= Lead single =

First single released from an album

A lead single (or first single) is the first single to be released from a studio album by an artist or a band, usually before the album itself is released and also occasionally on the same day of the album's release date.

A similar term, "debut single", is the first single released by a new artist.

==Release strategies==
Artists often choose songs that are more up-tempo, yet representative of the album's sound, as lead singles. Such songs are often catchier and attract the attention of listeners. The subsequent single might then be slower in tempo, in order to demonstrate the range of the album. Female vocalists like Mariah Carey and Christina Aguilera often maintain a formula of an up-tempo first lead single with a slow ballad follow-up. For example, two singles were released by Miley Cyrus before her album Bangerz – an up-tempo track, "We Can't Stop", was released as the first, and a slow-ballad song, "Wrecking Ball", as the second. However, not all artists decide to choose their lead single with the up-tempo criteria. Artists may release a lead single that has a message they want to convey to listeners instead of a song with more commercial potential, such as Fall Out Boy who chose to release "This Ain't a Scene, It's an Arms Race" over the radio-friendly "Thnks fr th Mmrs".
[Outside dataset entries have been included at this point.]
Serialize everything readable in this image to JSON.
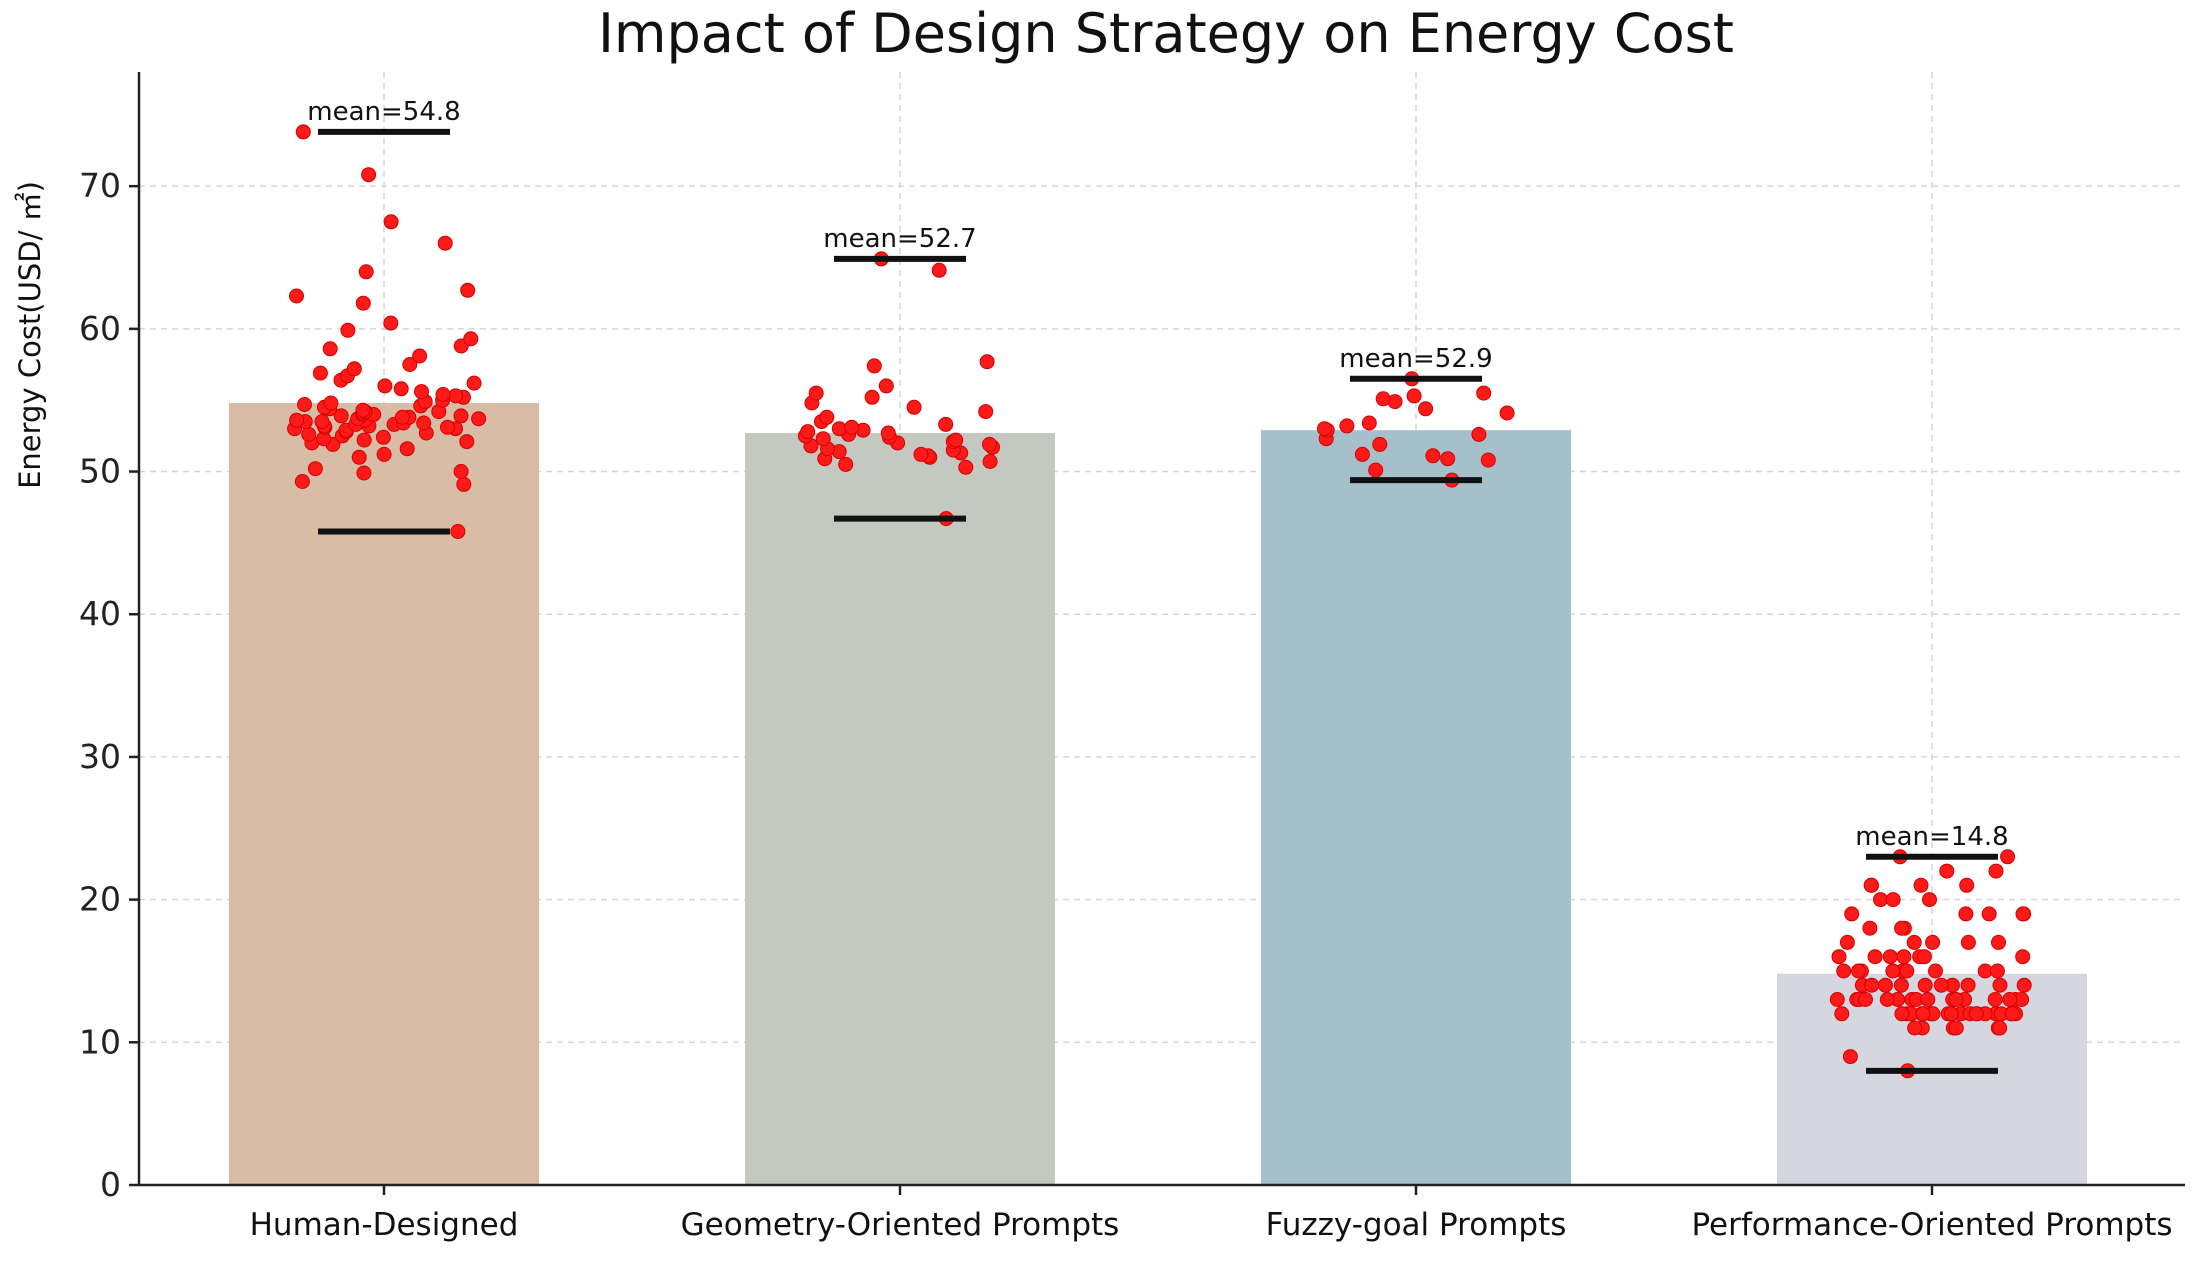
{
  "chart_data": {
    "type": "bar",
    "title": "Impact of Design Strategy on Energy Cost",
    "xlabel": "",
    "ylabel": "Energy Cost(USD/ ㎡)",
    "ylim": [
      0,
      78
    ],
    "yticks": [
      0,
      10,
      20,
      30,
      40,
      50,
      60,
      70
    ],
    "grid": true,
    "categories": [
      "Human-Designed",
      "Geometry-Oriented Prompts",
      "Fuzzy-goal Prompts",
      "Performance-Oriented Prompts"
    ],
    "values": [
      54.8,
      52.7,
      52.9,
      14.8
    ],
    "mean_labels": [
      "mean=54.8",
      "mean=52.7",
      "mean=52.9",
      "mean=14.8"
    ],
    "ranges": [
      [
        45.8,
        73.8
      ],
      [
        46.7,
        64.9
      ],
      [
        49.4,
        56.5
      ],
      [
        8.0,
        23.0
      ]
    ],
    "bar_colors": [
      "#d8bca6",
      "#c4c8c1",
      "#a5c0ca",
      "#d6d6e0"
    ],
    "point_color": "#ff1a1a",
    "points": [
      [
        45.8,
        49.1,
        49.3,
        49.9,
        50.0,
        50.2,
        51.0,
        51.2,
        51.6,
        51.9,
        52.0,
        52.1,
        52.2,
        52.3,
        52.4,
        52.5,
        52.6,
        52.7,
        52.8,
        52.9,
        53.0,
        53.0,
        53.1,
        53.1,
        53.2,
        53.2,
        53.3,
        53.3,
        53.4,
        53.4,
        53.5,
        53.5,
        53.6,
        53.6,
        53.7,
        53.7,
        53.8,
        53.8,
        53.9,
        53.9,
        54.0,
        54.0,
        54.1,
        54.2,
        54.2,
        54.3,
        54.4,
        54.5,
        54.6,
        54.7,
        54.8,
        54.9,
        55.0,
        55.2,
        55.3,
        55.4,
        55.6,
        55.8,
        56.0,
        56.2,
        56.4,
        56.7,
        56.9,
        57.2,
        57.5,
        58.1,
        58.6,
        58.8,
        59.3,
        59.9,
        60.4,
        61.8,
        62.3,
        62.7,
        64.0,
        66.0,
        67.5,
        70.8,
        73.8
      ],
      [
        46.7,
        50.3,
        50.5,
        50.7,
        50.9,
        51.0,
        51.1,
        51.2,
        51.3,
        51.4,
        51.5,
        51.6,
        51.7,
        51.8,
        51.9,
        52.0,
        52.1,
        52.2,
        52.3,
        52.4,
        52.5,
        52.6,
        52.7,
        52.8,
        52.9,
        53.0,
        53.1,
        53.3,
        53.5,
        53.8,
        54.2,
        54.5,
        54.8,
        55.2,
        55.5,
        56.0,
        57.4,
        57.7,
        64.1,
        64.9
      ],
      [
        49.4,
        50.1,
        50.8,
        50.9,
        51.1,
        51.2,
        51.9,
        52.3,
        52.6,
        52.9,
        53.0,
        53.2,
        53.4,
        54.1,
        54.4,
        54.9,
        55.1,
        55.3,
        55.5,
        56.5
      ],
      [
        8.0,
        9.0,
        11.0,
        11.0,
        11.0,
        11.0,
        11.0,
        11.0,
        12.0,
        12.0,
        12.0,
        12.0,
        12.0,
        12.0,
        12.0,
        12.0,
        12.0,
        12.0,
        12.0,
        12.0,
        12.0,
        12.0,
        12.0,
        12.0,
        12.0,
        12.0,
        12.0,
        12.0,
        13.0,
        13.0,
        13.0,
        13.0,
        13.0,
        13.0,
        13.0,
        13.0,
        13.0,
        13.0,
        13.0,
        13.0,
        13.0,
        13.0,
        13.0,
        13.0,
        14.0,
        14.0,
        14.0,
        14.0,
        14.0,
        14.0,
        14.0,
        14.0,
        14.0,
        14.0,
        15.0,
        15.0,
        15.0,
        15.0,
        15.0,
        15.0,
        15.0,
        15.0,
        15.0,
        16.0,
        16.0,
        16.0,
        16.0,
        16.0,
        16.0,
        16.0,
        17.0,
        17.0,
        17.0,
        17.0,
        17.0,
        18.0,
        18.0,
        18.0,
        19.0,
        19.0,
        19.0,
        19.0,
        19.0,
        20.0,
        20.0,
        20.0,
        21.0,
        21.0,
        21.0,
        21.0,
        22.0,
        22.0,
        23.0,
        23.0
      ]
    ]
  }
}
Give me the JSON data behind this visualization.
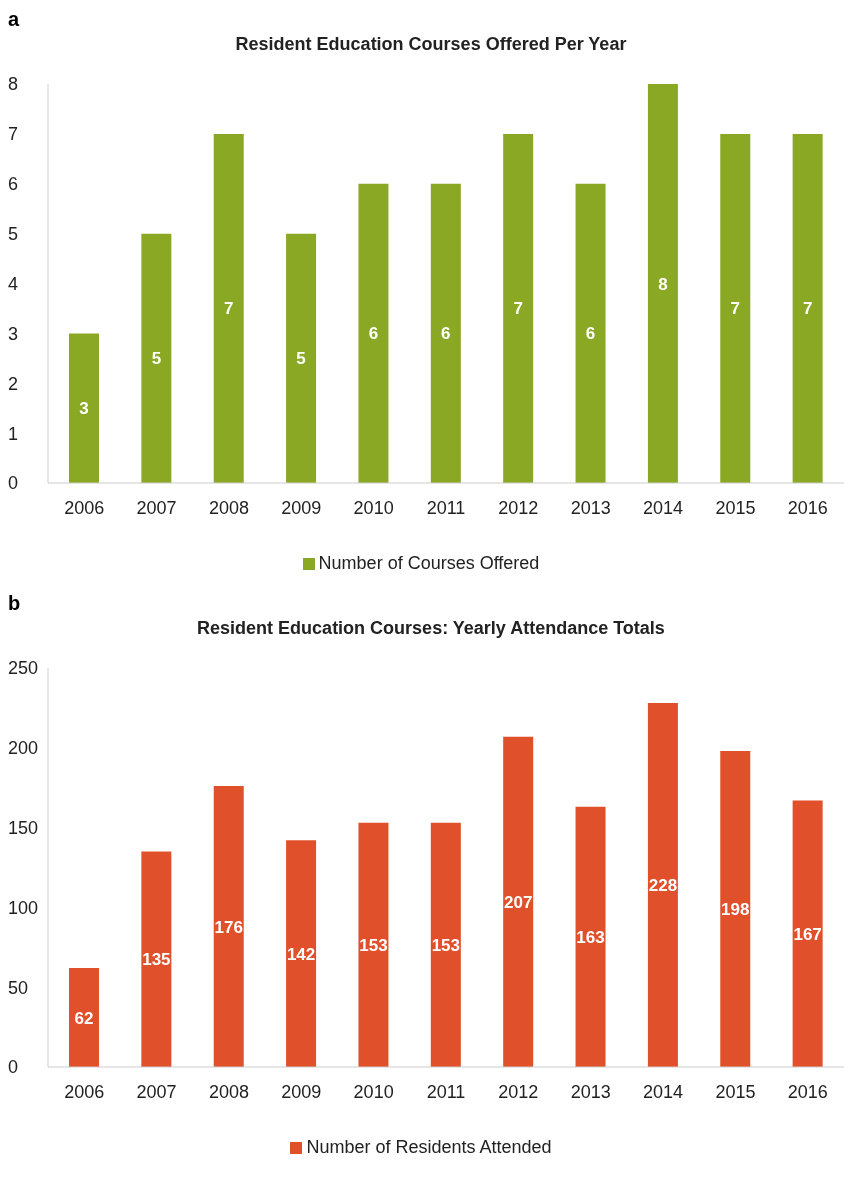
{
  "chart_data": [
    {
      "type": "bar",
      "title": "Resident Education Courses Offered Per Year",
      "annotations": [
        "a"
      ],
      "categories": [
        "2006",
        "2007",
        "2008",
        "2009",
        "2010",
        "2011",
        "2012",
        "2013",
        "2014",
        "2015",
        "2016"
      ],
      "series": [
        {
          "name": "Number of Courses Offered",
          "color": "#8aa823",
          "values": [
            3,
            5,
            7,
            5,
            6,
            6,
            7,
            6,
            8,
            7,
            7
          ]
        }
      ],
      "ylim": [
        0,
        8
      ],
      "yticks": [
        0,
        1,
        2,
        3,
        4,
        5,
        6,
        7,
        8
      ],
      "grid": false,
      "legend": "bottom",
      "data_labels": true
    },
    {
      "type": "bar",
      "title": "Resident Education Courses: Yearly Attendance Totals",
      "annotations": [
        "b"
      ],
      "categories": [
        "2006",
        "2007",
        "2008",
        "2009",
        "2010",
        "2011",
        "2012",
        "2013",
        "2014",
        "2015",
        "2016"
      ],
      "series": [
        {
          "name": "Number of Residents Attended",
          "color": "#e0502a",
          "values": [
            62,
            135,
            176,
            142,
            153,
            153,
            207,
            163,
            228,
            198,
            167
          ]
        }
      ],
      "ylim": [
        0,
        250
      ],
      "yticks": [
        0,
        50,
        100,
        150,
        200,
        250
      ],
      "grid": false,
      "legend": "bottom",
      "data_labels": true
    }
  ]
}
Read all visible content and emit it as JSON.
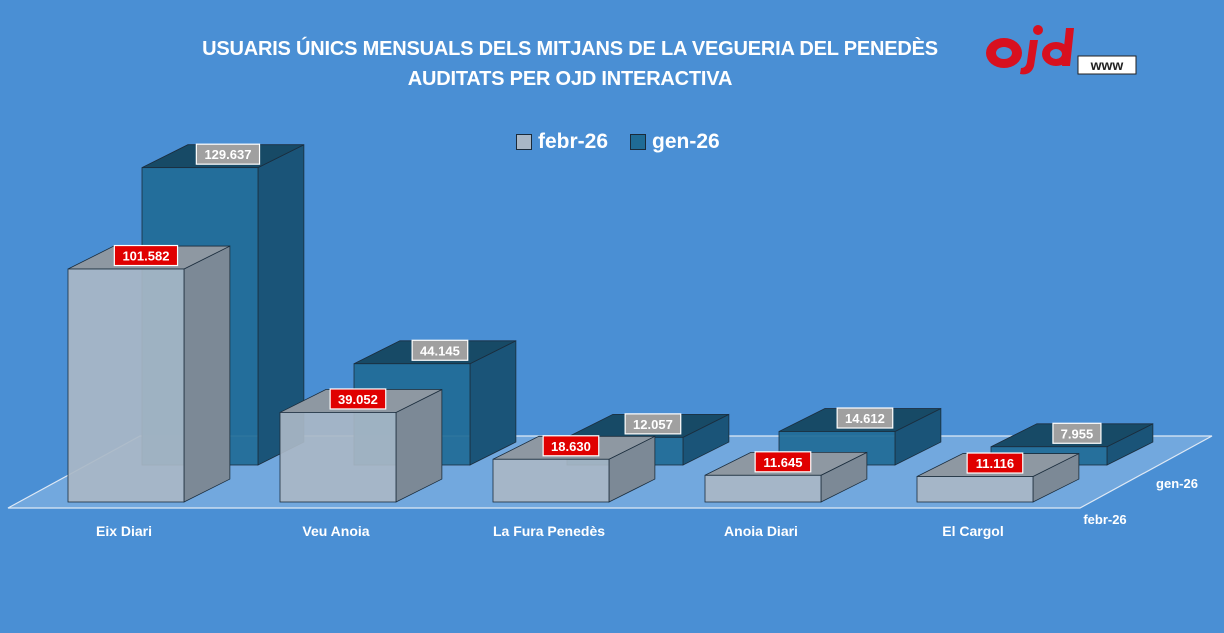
{
  "chart_data": {
    "type": "bar",
    "title_lines": [
      "USUARIS ÚNICS MENSUALS DELS MITJANS DE LA VEGUERIA DEL PENEDÈS",
      "AUDITATS PER OJD INTERACTIVA"
    ],
    "categories": [
      "Eix Diari",
      "Veu Anoia",
      "La Fura Penedès",
      "Anoia Diari",
      "El Cargol"
    ],
    "series": [
      {
        "name": "febr-26",
        "values": [
          101582,
          39052,
          18630,
          11645,
          11116
        ],
        "labels": [
          "101.582",
          "39.052",
          "18.630",
          "11.645",
          "11.116"
        ]
      },
      {
        "name": "gen-26",
        "values": [
          129637,
          44145,
          12057,
          14612,
          7955
        ],
        "labels": [
          "129.637",
          "44.145",
          "12.057",
          "14.612",
          "7.955"
        ]
      }
    ],
    "depth_labels": [
      "gen-26",
      "febr-26"
    ],
    "legend_position": "top-center",
    "grid": false
  },
  "logo": {
    "text": "ojd",
    "sub": "www"
  },
  "colors": {
    "background": "#4a8fd4",
    "febr_front": "#a9b7c6",
    "febr_top": "#8e98a2",
    "febr_side": "#7c8996",
    "gen_front": "#1f6b96",
    "gen_top": "#174a66",
    "gen_side": "#1a5478",
    "label_red": "#e00000",
    "label_gray": "#a0a0a0"
  }
}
Japanese artists such as Ayumi Hamasaki, Namie Amuro and B'z may release four to eight singles before their albums to achieve record-breaking debut-week sales. The lead singles in Japan are very heavily advertised and promoted, in some cases even more than the album itself. With album sales continuously declining in the United States, record labels often release singles before the album's release date to online music retailers including iTunes, ranging in price from $0.99 to $1.29. This trend has become increasingly popular in many markets.

In the late 2010s, artists began a trend of releasing multiple singles before eventually releasing a studio album. An unnamed A&R representative confirmed to Rolling Stone in 2018 that "an artist has
to build a foundation to sustain" and adding that "When artists have one big record and go run with that, it doesn't work because they never had a foundation to begin with." The same article cited examples such as Cardi B, Camila Cabello and Jason Derulo releasing four or more singles before their album releases.

==Pre-release single==

In the 2000s, a common trend developed to release a lead single months in advance of the album release date. It has equally become common for further singles to be released before the release of the album. For example, Usher issued the lead single "Love in This Club" four months before the May 29, 2008, release of Here I Stand. The second single "Love in This Club Part II" was released one month before the album release date. Another example is Justin Timberlake's 2013 album, The 20/20 Experience, which was released on March 19, 2013. The first single off it is "Suit & Tie", released two months before the album hit stores. One month before the release of the album, another single called "Mirrors" was released. Katy Perry released "California Gurls" as a single on May 7, 2010, and "Teenage Dream" on July 23, 2010, leading to the release of the album Teenage Dream on August 24, 2010. Ed Sheeran did something similar, releasing both "Shape of You" and "Castle on the Hill" as double lead singles from his album ÷, although these songs were both released on the same day, 6 January 2017. The 1995 Oasis single "Some Might Say" would go on to appear on the group's second album, (What's the Story) Morning Glory?, though at the time it was a standalone release, with "Roll with It" acting more as a lead single.

==Usage in South Korea==
In South Korean music, the term "title track" is sometimes used interchangeably with "lead single". The term is used to describe an album's main promoted song, usually released on the same day as the album and promoted on South Korean music programs. This term is used regardless of the song's title or whether or not it was the first single from an album to be released. For example, "Boom Boom Bass" is considered the title track from Riize's 2024 extended play Riizing despite not sharing a title with the EP, nor being the first single released from the album.